The program was then directed toward the development and testing of the Tory II-C flight type reactor system. Its configuration differed significantly from the Tory II-A. Its control system was contained within the core; it had a thin air-cooled reflector and improved fuel elements. Its fuel was made by Coors Porcelain Co. (38). That Tory II-C reactor was assembled and went critical at Livermore in July 1963; criticality testing continued through September. After shipment to the test site (NTS), facility welding deficiencies were found that delayed testing of the reactor till 20 May 1964 (40).
Conclusion of the Nuclear Ramjet Pluto Program. Though the Tory II-C test in May was fully successful, the Department of Defense Director of Defense Research and Engineering (DDR&E), Dr. Harold Brown (a former Director of the Livermore Laboratory), notified the Air Force on 6 July 1964 that the Low-Altitude Supersonic Vehicle (LASV) program would be cancelled by DOD, and he notified the AEC that the DOD would not support a flight test of the nuclear ramjet.
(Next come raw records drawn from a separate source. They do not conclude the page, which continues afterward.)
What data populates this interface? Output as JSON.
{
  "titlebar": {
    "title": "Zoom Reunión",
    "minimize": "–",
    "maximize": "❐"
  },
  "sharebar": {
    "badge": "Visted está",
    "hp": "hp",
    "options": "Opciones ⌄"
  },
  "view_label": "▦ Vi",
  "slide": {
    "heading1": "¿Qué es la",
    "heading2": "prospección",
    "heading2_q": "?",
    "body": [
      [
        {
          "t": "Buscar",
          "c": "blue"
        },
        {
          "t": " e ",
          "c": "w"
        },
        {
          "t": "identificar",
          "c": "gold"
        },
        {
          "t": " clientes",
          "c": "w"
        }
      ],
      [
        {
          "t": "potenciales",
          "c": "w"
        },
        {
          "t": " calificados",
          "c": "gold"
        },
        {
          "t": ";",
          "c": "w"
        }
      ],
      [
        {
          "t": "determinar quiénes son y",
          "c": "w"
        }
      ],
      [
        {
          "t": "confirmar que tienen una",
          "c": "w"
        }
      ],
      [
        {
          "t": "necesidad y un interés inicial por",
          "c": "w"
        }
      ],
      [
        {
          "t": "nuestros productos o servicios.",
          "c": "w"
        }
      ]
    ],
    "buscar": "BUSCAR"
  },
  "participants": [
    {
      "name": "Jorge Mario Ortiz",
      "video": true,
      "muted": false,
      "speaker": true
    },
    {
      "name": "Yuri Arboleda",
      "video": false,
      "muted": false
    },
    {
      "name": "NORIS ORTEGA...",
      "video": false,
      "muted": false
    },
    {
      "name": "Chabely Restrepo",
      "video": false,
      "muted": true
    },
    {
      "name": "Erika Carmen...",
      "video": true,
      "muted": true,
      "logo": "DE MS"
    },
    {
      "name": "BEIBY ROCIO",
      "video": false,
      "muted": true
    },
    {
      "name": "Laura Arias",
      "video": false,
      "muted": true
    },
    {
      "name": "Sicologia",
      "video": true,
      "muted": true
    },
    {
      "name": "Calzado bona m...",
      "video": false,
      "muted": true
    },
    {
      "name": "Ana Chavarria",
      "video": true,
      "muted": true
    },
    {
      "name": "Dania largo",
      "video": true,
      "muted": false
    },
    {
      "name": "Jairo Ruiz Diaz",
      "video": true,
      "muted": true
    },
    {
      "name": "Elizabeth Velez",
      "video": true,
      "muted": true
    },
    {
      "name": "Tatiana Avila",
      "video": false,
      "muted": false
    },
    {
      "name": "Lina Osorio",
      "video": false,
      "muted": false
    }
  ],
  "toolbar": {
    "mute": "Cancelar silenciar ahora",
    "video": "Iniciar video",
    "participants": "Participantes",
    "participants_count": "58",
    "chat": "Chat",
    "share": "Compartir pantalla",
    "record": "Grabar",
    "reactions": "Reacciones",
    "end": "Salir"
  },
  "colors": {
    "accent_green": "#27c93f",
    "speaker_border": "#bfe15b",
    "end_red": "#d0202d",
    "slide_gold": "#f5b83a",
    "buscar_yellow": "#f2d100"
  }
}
For several years, in spite of Air Force and Navy encouragement of nuclear ramjet development, the program had been going through major questioning in congressional hearings and in the DOD concerning its anticipated application to a military mission. In fact, the House Appropriations Committee had almost eliminated the AEC FY 1965 funds for the program and threatened to cut the DOD funds if the DOD did not plan to move forward to develop the vehicle system required to flight test the reactor that had been successfully tested. Based on the success of the Tory II-C reactor testing, some argued that the next logical step was to prepare for a flight test of the system to prove its readiness for mission application. However, many considered the cost of such a flight program excessive in the face of no clear need or application for the system. The DDR&E took that position, as did Secretary of Defense McNamara, who indicated that the chances of deploying the system were slight (41). As a result, the program was cancelled in spite of the sound technical progress that demonstrated the engine feasibility of the system.
The front page headline of the Smithsonian’s April/May 1990 issue of Air & Space referring to Gregg Harken’s article (37), which in some places expressed concerns that were considered by some to be exaggerated and even erroneous, summed up the conclusions of many: ”Project Pluto: How America almost built a nightmare missile.” The article was entitled ”The Flying Crowbar” which was the description of the nuclear ramjet system used by Dr. Merkle in his testimony in Reference 12 to indicate its structural solidity. Fundamentally, the existing reactor technology could be further advanced, but in view of the already existing and adequate chemical rocket ballistic missile capability, the lack of any mission requirement eliminated that need. There are no missions foreseen for the nuclear ramjet.